1 3.901506e-09 0.5 0.5
> index <- which.max(prediction)
> df <- colnames(prediction)
> df[index]
[1] "Yes"
The initial prediction “yes” was wrong, but note that in addition to predicting against the new data, we also incorporated the actual response back into our existing model. Also note, that the new response value “Go England!” has been learnt, with a probability of 50 percent based on current data. If we run the same piece of code again, the probability that “Go England!” is the right response based on prior data increases, so this time our model chooses to respond with “Go England!”, because it has finally learnt that this is most likely the correct response!
No Yes Go England!!
1 3.478377e-09 0.3333333 0.6666667
> index <- which.max(prediction)
> df <- colnames(prediction)
> df[index]
[1] "Go England!!"
Do we have Artificial Intelligence here? Well, clearly there are different levels of intelligence, just as there are with human beings. There is, of course, a good deal of nuance that may be missing here, but nonetheless this very simple program will be able to react, with limited accuracy, to data coming in related to one very specific topic, as well as learn from its mistakes and make adjustments based on predictions, without the need to develop exhaustive rules to account for different responses that are expected for different combinations of data. This is this same principle that underpins many AI systems today, which, like human beings, are mostly sophisticated prediction machines. The more sophisticated the machine, the more it is able to make accurate predictions based on a complex array of data used to train various models, and the most sophisticated AI systems of all are able to continually learn from faulty assertions in order to improve the accuracy of their predictions, thus exhibiting something approximating human intelligence.
Machine learning
You may be wondering, based on this definition, what the difference is between machine learning and Artificial intelligence? After all, isn’t this exactly what machine learning algorithms do, make predictions based on data using statistical models?

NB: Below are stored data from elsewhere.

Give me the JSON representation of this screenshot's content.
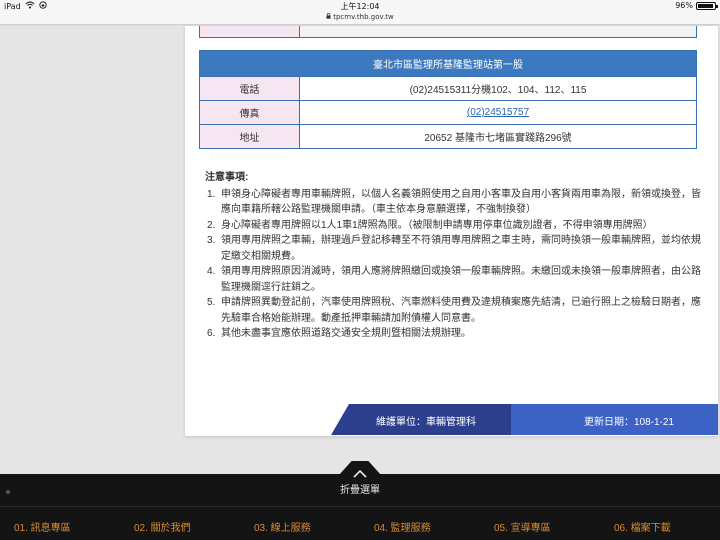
{
  "status_bar": {
    "device": "iPad",
    "time": "上午12:04",
    "battery": "96%"
  },
  "url_bar": {
    "url": "tpcmv.thb.gov.tw"
  },
  "station_table": {
    "title": "臺北市區監理所基隆監理站第一股",
    "rows": [
      {
        "label": "電話",
        "value": "(02)24515311分機102、104、112、115"
      },
      {
        "label": "傳真",
        "value": "(02)24515757"
      },
      {
        "label": "地址",
        "value": "20652 基隆市七堵區實踐路296號"
      }
    ]
  },
  "notes": {
    "heading": "注意事項:",
    "items": [
      {
        "num": "1.",
        "text": "申領身心障礙者專用車輛牌照，以個人名義領照使用之自用小客車及自用小客貨兩用車為限，新領或換登，皆應向車籍所轄公路監理機關申請。（車主依本身意願選擇，不強制換發）"
      },
      {
        "num": "2.",
        "text": "身心障礙者專用牌照以1人1車1牌照為限。（被限制申請專用停車位識別證者，不得申領專用牌照）"
      },
      {
        "num": "3.",
        "text": "領用專用牌照之車輛，辦理過戶登記移轉至不符領用專用牌照之車主時，需同時換領一般車輛牌照，並均依規定繳交相關規費。"
      },
      {
        "num": "4.",
        "text": "領用專用牌照原因消滅時，領用人應將牌照繳回或換領一般車輛牌照。未繳回或未換領一般車牌照者，由公路監理機關逕行註銷之。"
      },
      {
        "num": "5.",
        "text": "申請牌照異動登記前，汽車使用牌照稅、汽車燃料使用費及違規積案應先結清，已逾行照上之檢驗日期者，應先驗車合格始能辦理。動產抵押車輛請加附債權人同意書。"
      },
      {
        "num": "6.",
        "text": "其他未盡事宜應依照道路交通安全規則暨相關法規辦理。"
      }
    ]
  },
  "footer": {
    "maintainer": "維護單位：車輛管理科",
    "updated": "更新日期：108-1-21"
  },
  "menu": {
    "collapse_label": "折疊選單",
    "items": [
      "01. 訊息專區",
      "02. 關於我們",
      "03. 線上服務",
      "04. 監理服務",
      "05. 宣導專區",
      "06. 檔案下載"
    ]
  },
  "colors": {
    "header_blue": "#3d79bf",
    "label_pink": "#f6e6f1",
    "menu_orange": "#d98a2e",
    "menu_bg": "#141414"
  }
}
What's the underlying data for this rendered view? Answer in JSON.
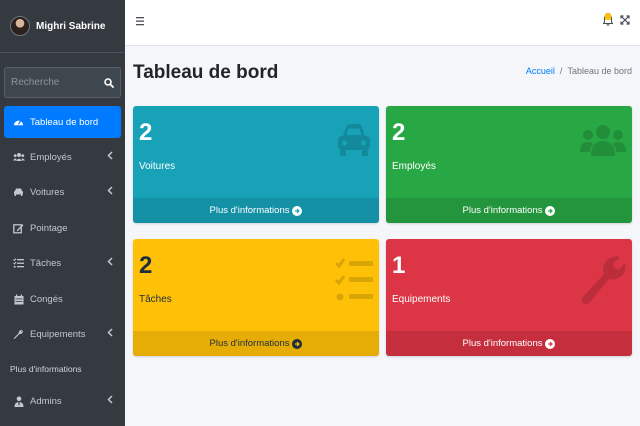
{
  "sidebar": {
    "user_name": "Mighri Sabrine",
    "search_placeholder": "Recherche",
    "items": [
      {
        "label": "Tableau de bord",
        "icon": "dashboard-icon",
        "active": true
      },
      {
        "label": "Employés",
        "icon": "users-icon",
        "chevron": true
      },
      {
        "label": "Voitures",
        "icon": "car-icon",
        "chevron": true
      },
      {
        "label": "Pointage",
        "icon": "edit-icon"
      },
      {
        "label": "Tâches",
        "icon": "tasks-icon",
        "chevron": true
      },
      {
        "label": "Congés",
        "icon": "calendar-icon"
      },
      {
        "label": "Equipements",
        "icon": "wrench-icon",
        "chevron": true
      }
    ],
    "header_label": "Plus d'informations",
    "admins_label": "Admins"
  },
  "page": {
    "title": "Tableau de bord",
    "breadcrumb": {
      "home": "Accueil",
      "separator": "/",
      "current": "Tableau de bord"
    }
  },
  "boxes": [
    {
      "value": "2",
      "label": "Voitures",
      "footer": "Plus d'informations",
      "color": "#17a2b8",
      "icon": "car-icon"
    },
    {
      "value": "2",
      "label": "Employés",
      "footer": "Plus d'informations",
      "color": "#28a745",
      "icon": "users-icon"
    },
    {
      "value": "2",
      "label": "Tâches",
      "footer": "Plus d'informations",
      "color": "#ffc107",
      "icon": "tasks-icon"
    },
    {
      "value": "1",
      "label": "Equipements",
      "footer": "Plus d'informations",
      "color": "#dc3545",
      "icon": "wrench-icon"
    }
  ]
}
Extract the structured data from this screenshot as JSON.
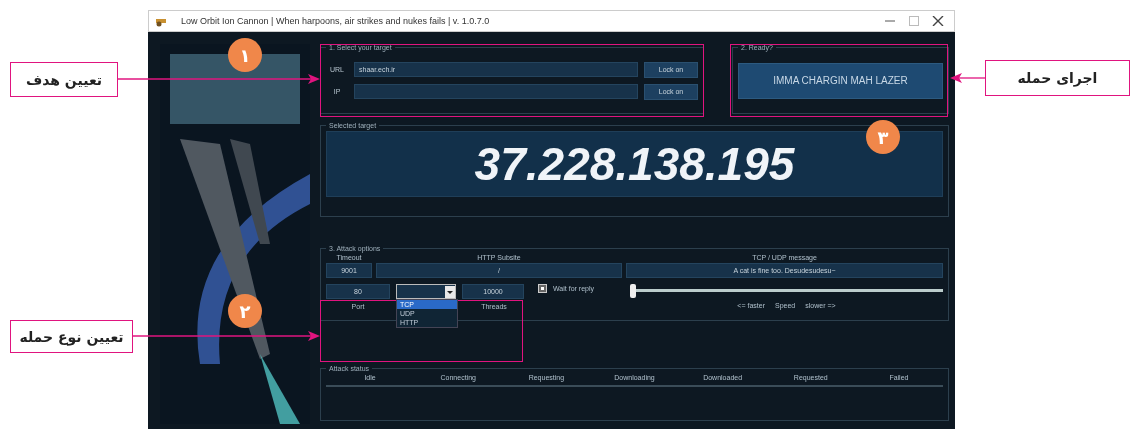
{
  "window": {
    "title": "Low Orbit Ion Cannon | When harpoons, air strikes and nukes fails | v. 1.0.7.0"
  },
  "target": {
    "legend": "1. Select your target",
    "fields": [
      {
        "label": "URL",
        "value": "shaar.ech.ir",
        "button": "Lock on"
      },
      {
        "label": "IP",
        "button": "Lock on"
      }
    ]
  },
  "ready": {
    "legend": "2. Ready?",
    "button": "IMMA CHARGIN MAH LAZER"
  },
  "selected_target": {
    "legend": "Selected target",
    "value": "37.228.138.195"
  },
  "attack_options": {
    "legend": "3. Attack options",
    "columns": [
      {
        "label": "Timeout",
        "value": "9001"
      },
      {
        "label": "HTTP Subsite",
        "value": "/"
      },
      {
        "label": "TCP / UDP message",
        "value": "A cat is fine too. Desudesudesu~"
      }
    ],
    "port": {
      "label": "Port",
      "value": "80"
    },
    "method": {
      "options": [
        {
          "label": "TCP",
          "selected": true
        },
        {
          "label": "UDP",
          "selected": false
        },
        {
          "label": "HTTP",
          "selected": false
        }
      ]
    },
    "threads": {
      "label": "Threads",
      "value": "10000"
    },
    "wait_for_reply": {
      "label": "Wait for reply",
      "checked": true
    },
    "speed": {
      "level": 0,
      "labels": [
        "<= faster",
        "Speed",
        "slower =>"
      ]
    }
  },
  "attack_status": {
    "legend": "Attack status",
    "columns": [
      "Idle",
      "Connecting",
      "Requesting",
      "Downloading",
      "Downloaded",
      "Requested",
      "Failed"
    ]
  },
  "callouts": [
    {
      "label": "تعیین هدف",
      "badge": "۱"
    },
    {
      "label": "تعیین نوع حمله",
      "badge": "۲"
    },
    {
      "label": "اجرای حمله",
      "badge": "۳"
    }
  ]
}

This very much depends on the definition of machine learning, but ultimately most machine learning algorithms are trained on static data sets to produce predictive models, so machine learning algorithms only facilitate part of the dynamic in the definition of AI offered above. Additionally, machine learning algorithms, much like the contrived example above typically focus on specific scenarios, rather than working together to create the ability to deal with ambiguity as part of an intelligent system. In many ways, machine learning is to AI what neurons are to the brain. A building block of intelligence that can perform a discreet task, but that may need to be part of a composite system of predictive models in order to really exhibit the ability to deal with ambiguity across an array of behaviors that might approximate to intelligent behavior.
Practical applications
There are a number of practical advantages in building AI systems, but as discussed and illustrated above, many of these advantages are pivoted around “time to market”. AI systems enable the embedding of complex decision making without the need to build exhaustive rules, which traditionally can be very time consuming to procure, engineer and maintain. Developing systems that can “learn” and “build their own rules” can significantly accelerate organizational growth.
Microsoft’s Azure cloud platform offers an array of discreet and granular services in the AI and Machine Learning domain, that allow AI developers and Data Engineers to avoid re-inventing wheels, and consume re-usable APIs. These APIs allow AI developers to build systems which display the type of intelligent behavior discussed above.